A Farm-Scale Biochar System Could Cut Manure Emissions by 75% - If the Economics Work Out
Agriculture is responsible for roughly 10% of global greenhouse gas emissions, a figure that includes methane from livestock, nitrous oxide from fertilizers, and carbon dioxide from energy use. Manure management sits near the center of that problem: storing, spreading, and processing livestock waste releases significant quantities of methane and nitrous oxide, two potent greenhouse gases. Solutions that simultaneously address those emissions and do something useful with the waste have been elusive.
A new engineering study from the University of Leeds, published in the journal Biochar, describes a farm-scale system that could accomplish exactly that - processing straw and manure through on-farm pyrolysis to produce biochar, sequester carbon, and generate surplus heat. The numbers are genuinely impressive. The economics are not, at least not yet.
How the System Works
The Leeds design runs straw and manure through separate pyrolysis lines, which matters for regulatory reasons. In many jurisdictions - including the UK, where this research is based - there are restrictions on applying manure-derived biochar to agricultural land due to concerns about pathogen carryover, heavy metal accumulation, and contamination risk. By keeping the two feedstreams separate through the conversion process, the system allows farmers to comply with those regulations while still using both materials.
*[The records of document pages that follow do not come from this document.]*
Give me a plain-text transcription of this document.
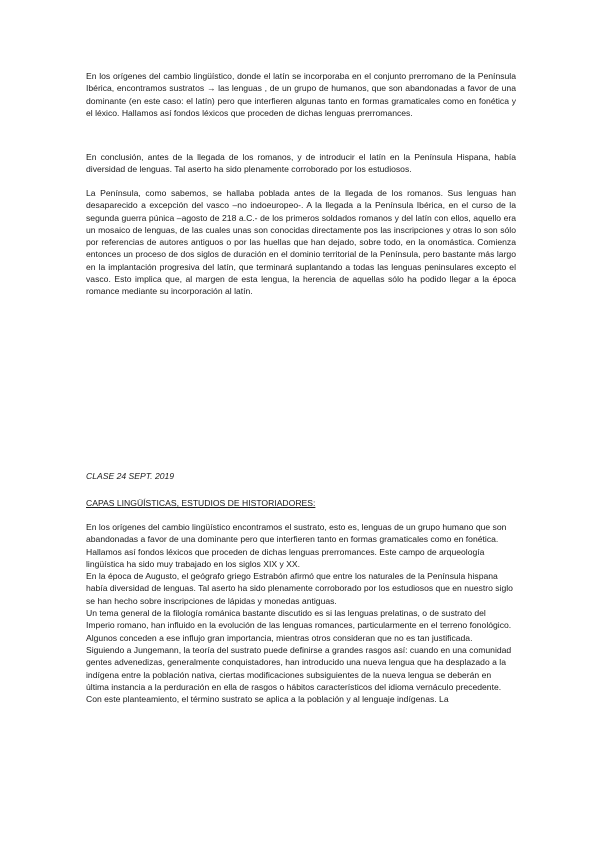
En los orígenes del cambio lingüístico, donde el latín se incorporaba en el conjunto prerromano de la Península Ibérica, encontramos sustratos → las lenguas , de un grupo de humanos, que son abandonadas a favor de una dominante (en este caso: el latín) pero que interfieren algunas tanto en formas gramaticales como en fonética y el léxico. Hallamos así fondos léxicos que proceden de dichas lenguas prerromances.

En conclusión, antes de la llegada de los romanos, y de introducir el latín en la Península Hispana, había diversidad de lenguas. Tal aserto ha sido plenamente corroborado por los estudiosos.

La Península, como sabemos, se hallaba poblada antes de la llegada de los romanos. Sus lenguas han desaparecido a excepción del vasco –no indoeuropeo-. A la llegada a la Península Ibérica, en el curso de la segunda guerra púnica –agosto de 218 a.C.- de los primeros soldados romanos y del latín con ellos, aquello era un mosaico de lenguas, de las cuales unas son conocidas directamente pos las inscripciones y otras lo son sólo por referencias de autores antiguos o por las huellas que han dejado, sobre todo, en la onomástica. Comienza entonces un proceso de dos siglos de duración en el dominio territorial de la Península, pero bastante más largo en la implantación progresiva del latín, que terminará suplantando a todas las lenguas peninsulares excepto el vasco. Esto implica que, al margen de esta lengua, la herencia de aquellas sólo ha podido llegar a la época romance mediante su incorporación al latín.

CLASE 24 SEPT. 2019

CAPAS LINGÜÍSTICAS, ESTUDIOS DE HISTORIADORES:

En los orígenes del cambio lingüístico encontramos el sustrato, esto es, lenguas de un grupo humano que son abandonadas a favor de una dominante pero que interfieren tanto en formas gramaticales como en fonética.

Hallamos así fondos léxicos que proceden de dichas lenguas prerromances. Este campo de arqueología lingüística ha sido muy trabajado en los siglos XIX y XX.

En la época de Augusto, el geógrafo griego Estrabón afirmó que entre los naturales de la Península hispana había diversidad de lenguas. Tal aserto ha sido plenamente corroborado por los estudiosos que en nuestro siglo se han hecho sobre inscripciones de lápidas y monedas antiguas.

Un tema general de la filología románica bastante discutido es si las lenguas prelatinas, o de sustrato del Imperio romano, han influido en la evolución de las lenguas romances, particularmente en el terreno fonológico. Algunos conceden a ese influjo gran importancia, mientras otros consideran que no es tan justificada.

Siguiendo a Jungemann, la teoría del sustrato puede definirse a grandes rasgos así: cuando en una comunidad gentes advenedizas, generalmente conquistadores, han introducido una nueva lengua que ha desplazado a la indígena entre la población nativa, ciertas modificaciones subsiguientes de la nueva lengua se deberán en última instancia a la perduración en ella de rasgos o hábitos característicos del idioma vernáculo precedente.

Con este planteamiento, el término sustrato se aplica a la población y al lenguaje indígenas. La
The proposed system is sized to produce 300 tonnes of biochar annually. Straw-derived biochar, from the less regulated feedstream, can be applied directly to fields as a soil amendment, improving water retention and nutrient cycling while sequestering the carbon it contains in a stable form that resists decomposition for potentially thousands of years. The manure-derived biochar, depending on local regulations, might be used differently or sold.
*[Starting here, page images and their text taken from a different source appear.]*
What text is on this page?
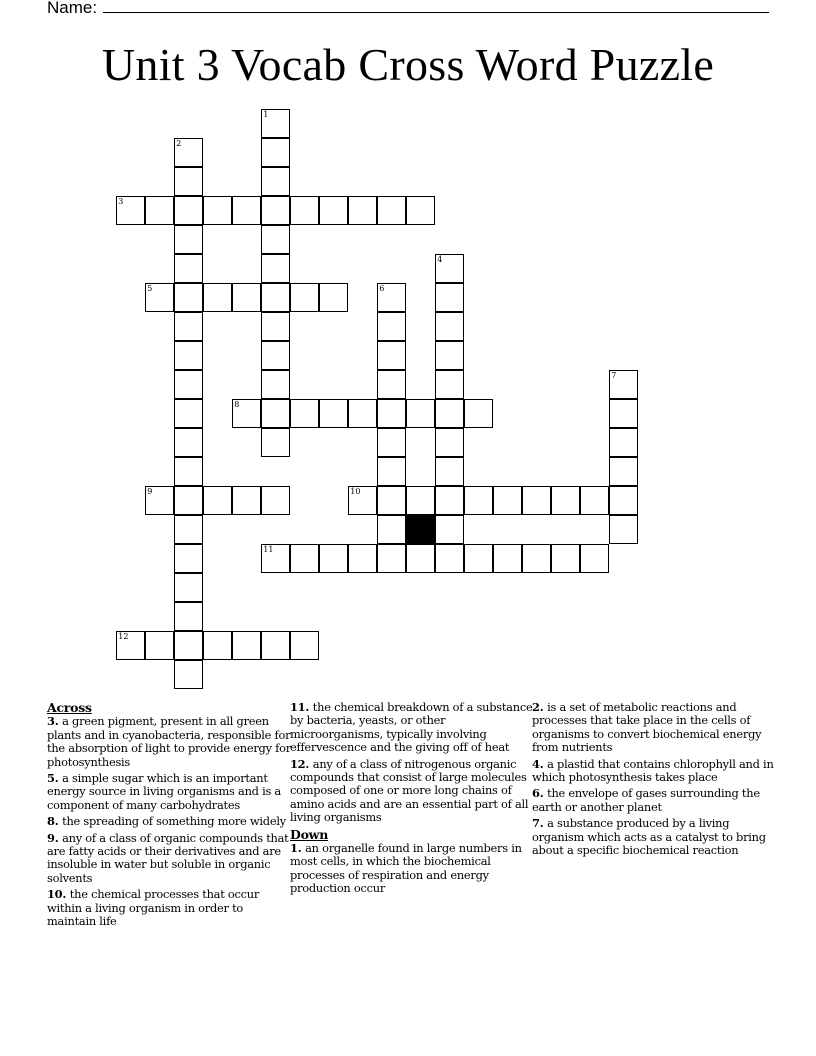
Name:
Unit 3 Vocab Cross Word Puzzle
3
5
8
9	10
11
12
1
2
4
6
7
Across
3. a green pigment, present in all green plants and in cyanobacteria, responsible for the absorption of light to provide energy for photosynthesis
5. a simple sugar which is an important energy source in living organisms and is a component of many carbohydrates
8. the spreading of something more widely
9. any of a class of organic compounds that are fatty acids or their derivatives and are insoluble in water but soluble in organic solvents
10. the chemical processes that occur within a living organism in order to maintain life
11. the chemical breakdown of a substance by bacteria, yeasts, or other microorganisms, typically involving effervescence and the giving off of heat
12. any of a class of nitrogenous organic compounds that consist of large molecules composed of one or more long chains of amino acids and are an essential part of all living organisms
Down
1. an organelle found in large numbers in most cells, in which the biochemical processes of respiration and energy production occur
2. is a set of metabolic reactions and processes that take place in the cells of organisms to convert biochemical energy from nutrients
4. a plastid that contains chlorophyll and in which photosynthesis takes place
6. the envelope of gases surrounding the earth or another planet
7. a substance produced by a living organism which acts as a catalyst to bring about a specific biochemical reaction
Heat generated during pyrolysis - an exothermic process once it gets going - is recovered and used to dry the incoming wet feedstock, improving overall energy efficiency. Surplus heat, beyond what the system needs to sustain itself, could displace fossil fuel use elsewhere on the farm, avoiding an additional 30 tonnes of CO2 equivalent per year on top of the 350 tonnes sequestered in the biochar itself.
The 75% Emissions Reduction Figure
The headline statistic - 75% reduction in manure management emissions - refers specifically to the greenhouse gases that would otherwise be released from storing and spreading untreated manure. Methane and nitrous oxide emissions from manure storage are a significant fraction of agricultural emissions in livestock-intensive systems, and converting that manure to stable biochar through pyrolysis prevents most of those releases.
Lead author Yuzhou Tang framed the study's contribution carefully: "Our study demonstrates that a regulation-compliant, farm-based system can simultaneously reduce emissions from manure, sequester stable carbon in soils, and improve energy use efficiency." That phrase - "regulation-compliant" - is doing real work in that sentence. Previous biochar proposals have sometimes run into permitting and liability barriers that blocked deployment even when the technical performance was sound. The Leeds design specifically tries to thread that regulatory needle.
The Economics Problem
Here is where the honest accounting gets uncomfortable. The study calculates a carbon abatement cost of 226 pounds sterling per tonne of CO2 equivalent - roughly $285 at current exchange rates. The biochar itself costs approximately 754 pounds per tonne to produce.
Current voluntary carbon markets offer prices well below 226 pounds per tonne for most land-based sequestration credits. Government carbon pricing schemes in most countries are also far below that level. Without subsidies or a significantly higher price on carbon emissions, the system does not make financial sense for most farmers, regardless of its environmental merits.
The researchers identified straw availability as the most influential factor in the system's overall performance - farms with abundant straw from cereal crops would see the best results. That points to a potential market niche: mixed arable and livestock operations in cereal-growing regions, where straw would otherwise be burned or baled for low-value uses and manure management costs are already a significant line item in the farm budget.
Carbon Sequestration That Actually Stays
One reason biochar is attracting serious attention as a carbon removal strategy, despite the current cost barriers, is the stability of the carbon it sequesters. Most biological carbon storage - in trees, grasslands, or soils - is reversible. A drought, a fire, a change in land management, and the carbon returns to the atmosphere. Biochar carbon, by contrast, is recalcitrant: the pyrogenic carbon formed during pyrolysis has a mean residence time in soils measured in centuries to millennia under most conditions.
That permanence is exactly what carbon markets, particularly in the compliance space, increasingly require. As standards for carbon credits tighten and permanence becomes a more valued attribute, biochar's relative position in the carbon removal landscape may improve. The question is whether that market evolution happens fast enough and produces prices high enough to make farm-scale systems like the Leeds design economically viable without requiring large public subsidies.
For now, the study is best understood as an engineering blueprint with a clear economic gap that policy needs to bridge. The technical feasibility is established; the financial case depends on carbon pricing, potential biochar sales, and whatever value farmers can capture from reduced manure management costs. Those variables are likely to shift significantly over the next decade.